De petites cascades gelées témoignent de la météo. Le paysage, austère mais parsemé d’étangs, est tout simplement sublime. Nous avons la chance d’apercevoir à 200 m un troupeau de rennes, qui s’enfuit à notre approche. Nous verrons aussi quelques squelettes : rennes, lapins… Et d’innombrables terriers, bien sûr, mais aucun lapin ne se montre.

Splash, splash, nos bottes s’enfoncent quelquefois de quelques centimètres dans la mousse et l’acaena. Des giclées de boue salissent les pantalons. Et il nous faut faire attention : il est arrivé que des hivernants s’enfoncent jusqu’aux hanches dans ces terrains ; ils appellent ces endroits des souilles (je n’ai pas de dictionnaires sous la main : souilles, ça s’écrit avec un S ou avec un C ?). Nous évitons les passages de terre, qui glissent trop, et préférons les rochers.

Après avoir longé un bras de mer nous arrivons à la fameuse rivière, connue des hivernants pour ses truites saumonées. Il est déjà 14h15, vite, le pique-nique ! Puis Baudouin, notre jeune et sympathique guide des Kerguelen, ainsi que Jeff et Jean-Paul vont pêcher à la cuillère avec les cannes apportées. Olivier, l’autre jeune qui nous accompagne, préfère s’abstenir. Baudouin et Jean-Paul sortent chacun, rapidement et à priori facilement, une très belle truite, entre 60 et 80 cm de long. Le pauvre Jeff reste bredouille.

Il est 15h15, il nous faut repartir pour être sûr d’arriver à la cabane avant la nuit. Même chemin. Deux heures plus tard, alors que nous arrivons sur les hauts, en vue de notre refuge, il se met à neiger. A 17h30, nous sommes à l’intérieur, chauffage au gaz allumé. Alors que nous installons nos affaires, Baudouin et Olivier préparent la truite en carpaccio. A l’apéritif, elle se révèle excellente, accompagnée de pain aux algues tartiné de beurre salé. Puis repas avec notamment un super gâteau à la crème de mangue et aux fruits rouges. Nous irons nous coucher assez tôt, peu après 21h.

Le lendemain, 7h : des rennes, juste au-dessus de la cabane, s’enfuient à notre sortie, seul Jeff a pu les photographier. Il fait beau ce matin, mais le vent souffle toujours. Après un copieux petit-déjeuner, que Baudouin et Olivier nous ont préparé, nous sortons ramasser des moules sur le rivage à quelques centaines de mètres ; il y en a tellement, et des grosses, qu’on pourrait les ramasser à la pelle.

Quelle chance, deux manchots papous sont perchés sur un rocher. Nous pouvons nous en approcher à 10 m. Nous voyons aussi, outre les skuas et les pétrels géants qui rôdent autour de la cabane, de nombreux goélands dominicains, noirs et blancs, et des cormorans de Kerguelen, majestueux.
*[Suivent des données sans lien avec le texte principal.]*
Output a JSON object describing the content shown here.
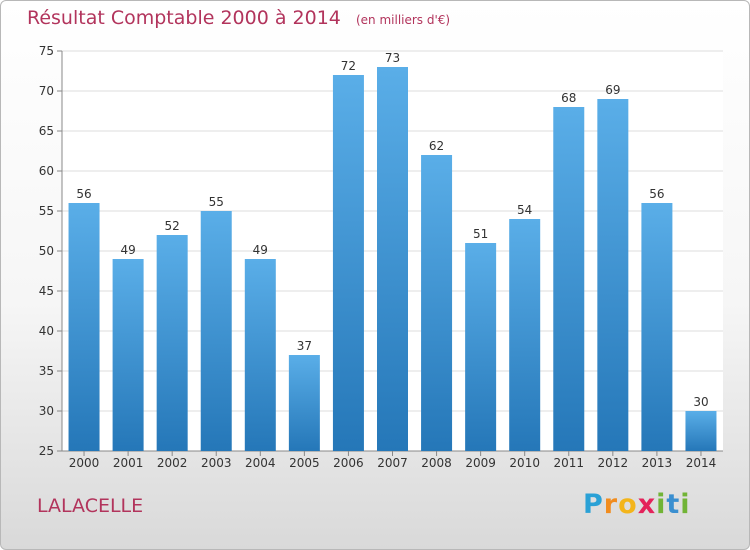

Un peu plus tard, nous partons en balade sur les hauteurs où reste un peu de neige. La grimpette est rude au départ, puis nous traversons de petits plateaux, longeant des étangs et des lacs. La vue sur la mer et les îlots est splendide. Nous revenons par un autre chemin et sommes à la cabane vers midi.

Tout le monde ou presque (sauf moi) s’affaire pour préparer les moules et les cuire avec du vin blanc. Reste du carpaccio de truite saumonée en apéro, puis moules à s’en faire éclater la panse, suivi d’un bœuf en daube accompagné d’haricots verts et de riz et, enfin, du délicieux gâteau au yaourt.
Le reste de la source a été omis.